Integrating Reinforcement Learning and Large Language Models for Crop Production Process Management Optimization and Control through A New Knowledge-Based Deep Learning Paradigm
Dong Chen, Yanbo Huang
TL;DR
This work surveys the integration of reinforcement learning (RL) and large language models (LLMs) for crop production process management, emphasizing data-driven crop-management decision support systems (DSSs) that cope with climate, soil, and market uncertainties. It outlines RL fundamentals (value-based, policy-based, and actor-critic methods) and recent LLM advances, and discusses crop-management simulators (CropGym, CyclesGym, Gym-DSSAT, Farm-Gym) that enable RL experimentation. The paper also advocates offline RL to overcome real-world data and interaction constraints and highlights the multifaceted roles of LLMs as information processors, reward designers, world-model simulators, decision-makers, and policy interpreters. Key takeaways include the potential to improve yield, resource use, and environmental outcomes through integrated RL-LLM frameworks, while recognizing challenges in sample efficiency, reward design, generalization, and real-world deployment that offline RL and enhanced LLM integration can help address.
Abstract
Efficient and sustainable crop production process management is crucial to meet the growing global demand for food, fuel, and feed while minimizing environmental impacts. Traditional crop management practices, often developed through empirical experience, face significant challenges in adapting to the dynamic nature of modern agriculture, which is influenced by factors such as climate change, soil variability, and market conditions. Recently, reinforcement learning (RL) and large language models (LLMs) bring transformative potential, with RL providing adaptive methodologies to learn optimal strategies and LLMs offering vast, superhuman knowledge across agricultural domains, enabling informed, context-specific decision-making. This paper systematically examines how the integration of RL and LLMs into crop management decision support systems (DSSs) can drive advancements in agricultural practice.
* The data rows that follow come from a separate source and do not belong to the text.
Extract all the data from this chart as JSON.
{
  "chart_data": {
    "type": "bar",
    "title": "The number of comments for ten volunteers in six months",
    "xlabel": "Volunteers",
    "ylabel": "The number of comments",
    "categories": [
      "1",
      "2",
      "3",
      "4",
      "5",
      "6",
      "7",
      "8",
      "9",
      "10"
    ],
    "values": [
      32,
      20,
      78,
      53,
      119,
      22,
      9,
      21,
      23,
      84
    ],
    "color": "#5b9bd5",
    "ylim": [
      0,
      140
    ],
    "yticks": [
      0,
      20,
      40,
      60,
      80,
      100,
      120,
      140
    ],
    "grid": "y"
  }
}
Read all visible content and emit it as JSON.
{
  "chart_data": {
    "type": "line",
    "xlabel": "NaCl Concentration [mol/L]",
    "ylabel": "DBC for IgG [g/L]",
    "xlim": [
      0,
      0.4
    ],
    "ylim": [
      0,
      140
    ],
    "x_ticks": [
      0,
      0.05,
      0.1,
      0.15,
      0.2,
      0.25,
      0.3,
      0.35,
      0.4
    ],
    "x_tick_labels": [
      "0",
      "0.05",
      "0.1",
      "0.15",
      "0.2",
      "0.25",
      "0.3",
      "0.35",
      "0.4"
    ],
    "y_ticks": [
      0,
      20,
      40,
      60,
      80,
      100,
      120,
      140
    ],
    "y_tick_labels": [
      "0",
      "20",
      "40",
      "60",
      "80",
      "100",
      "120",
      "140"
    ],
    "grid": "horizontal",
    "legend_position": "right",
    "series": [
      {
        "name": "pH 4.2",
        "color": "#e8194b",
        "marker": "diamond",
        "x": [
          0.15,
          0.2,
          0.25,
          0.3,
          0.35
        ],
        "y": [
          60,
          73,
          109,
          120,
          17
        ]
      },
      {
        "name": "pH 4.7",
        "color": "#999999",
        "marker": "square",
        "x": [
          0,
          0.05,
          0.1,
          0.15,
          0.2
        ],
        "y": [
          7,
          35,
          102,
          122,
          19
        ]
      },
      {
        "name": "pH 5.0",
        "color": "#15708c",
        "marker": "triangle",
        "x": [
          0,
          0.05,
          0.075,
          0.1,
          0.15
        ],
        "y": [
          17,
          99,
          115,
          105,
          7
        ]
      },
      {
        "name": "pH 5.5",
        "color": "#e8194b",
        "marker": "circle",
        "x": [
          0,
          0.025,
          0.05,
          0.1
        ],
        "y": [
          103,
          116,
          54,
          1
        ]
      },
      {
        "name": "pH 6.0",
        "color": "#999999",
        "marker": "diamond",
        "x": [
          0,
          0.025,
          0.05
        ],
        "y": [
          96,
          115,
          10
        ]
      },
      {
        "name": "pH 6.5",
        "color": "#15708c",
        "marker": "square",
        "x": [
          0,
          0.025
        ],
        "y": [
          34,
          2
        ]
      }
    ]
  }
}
We explore recent advancements in RL and LLM algorithms, their application within crop management, and the use of crop management simulators to develop these technologies. The convergence of RL and LLMs with crop management DSSs presents new opportunities to optimize agricultural practices through data-driven, adaptive solutions that can address the uncertainties and complexities of crop production. However, this integration also brings challenges, particularly in real-world deployment. We discuss these challenges and propose potential solutions, including the use of offline RL and enhanced LLM integration, to maximize the effectiveness and sustainability of crop management. Our findings emphasize the need for continued research and innovation to unlock the full potential of these advanced tools in transforming agricultural systems into optimal and controllable ones.